Betting Tips for Wayne RoooOooney!
So this talented young lad, aged 21...has debt of 700k already! Below are a few tips for him to recoup some of the money!
* If you sign a note to a prostitute 'To Charlotte I shagged u on 28 Dec loads of love Wayne Rooney', she will go to the newspapers.
* Colleen McLoughlin(his wife) will be in at least one newspaper this week carrying a shopping bag. But probably three or four.
* At least one woman will allege they have had sex with you at some point during the World Cup. It matters not whether this is actually true.
* You will have at least one 'injury scare' that 'leaves the nation praying for a miracle' before the kick-off of the World Cup.
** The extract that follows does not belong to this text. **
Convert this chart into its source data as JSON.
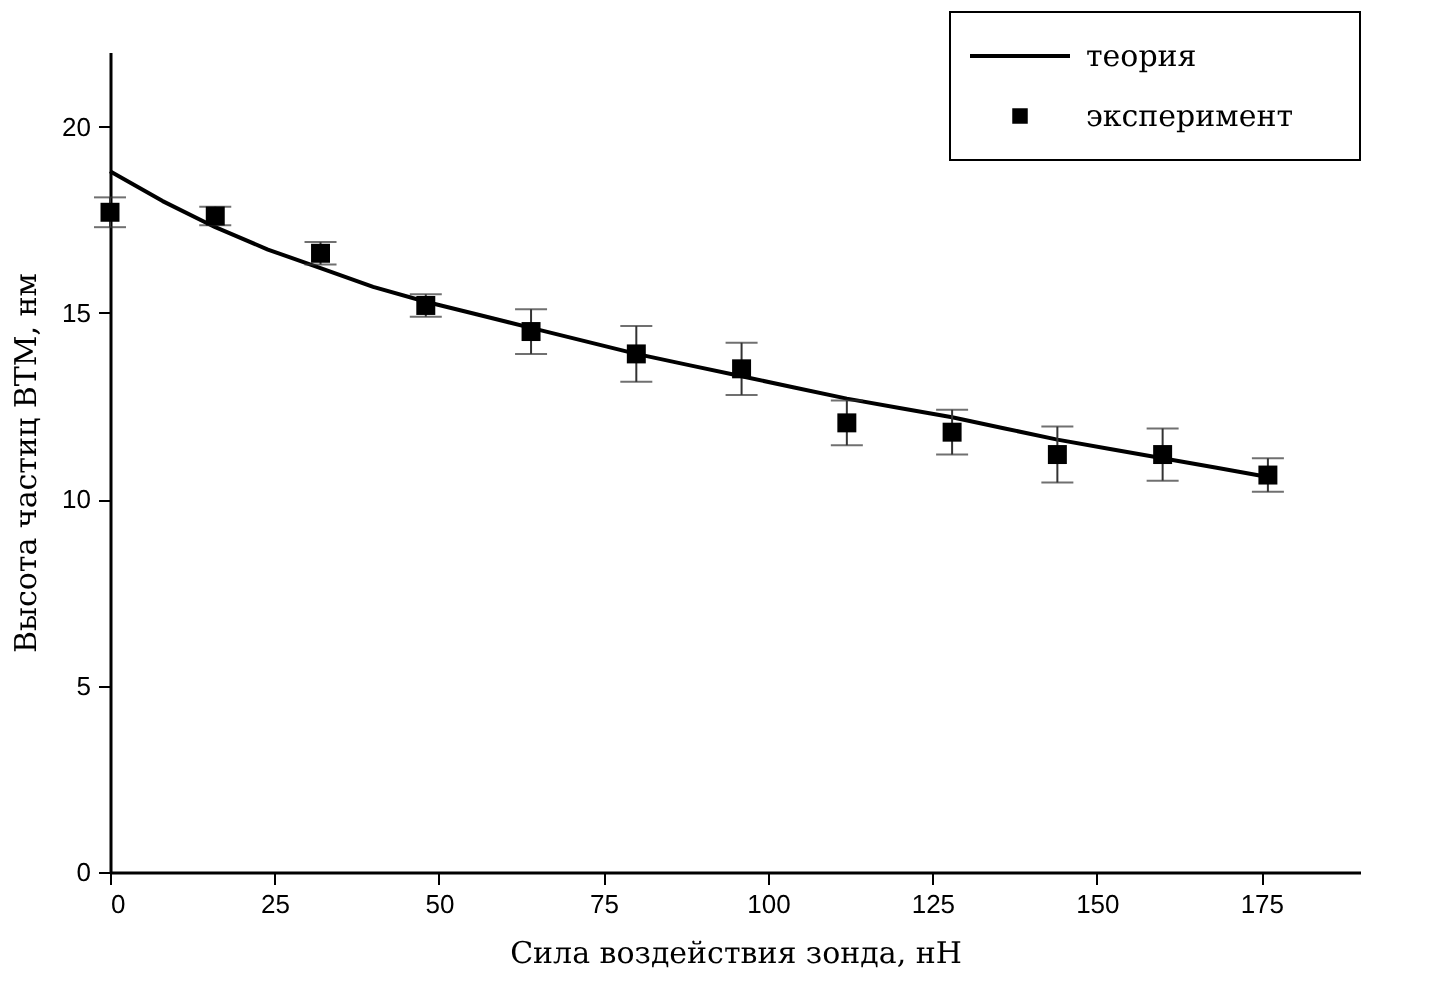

There may be prayer mats involved.
* Sven will start you in every game in Germany with any injury less severe than total amputation of the right leg.
* Rio Ferdinand will jump on your back if you score a goal.
* You will not write a single word of the five volumes in your multi-million pound book deal.
* A foreign ref will understand enough words in the sentence 'What the f***ing f*** was that, you f***ing c***?' to issue a booking.
* The headlines 'Over The Roon', 'Wayne's World' and 'Coming To Get Roo' will be used a minimum of five times during the World Cup.
* Sir Alex Ferguson will ask you to retire from international football the day after the tournament.
haha. kinda funny...updates tomorrow! Back to playing Elder Scrolls IV: Oblivion!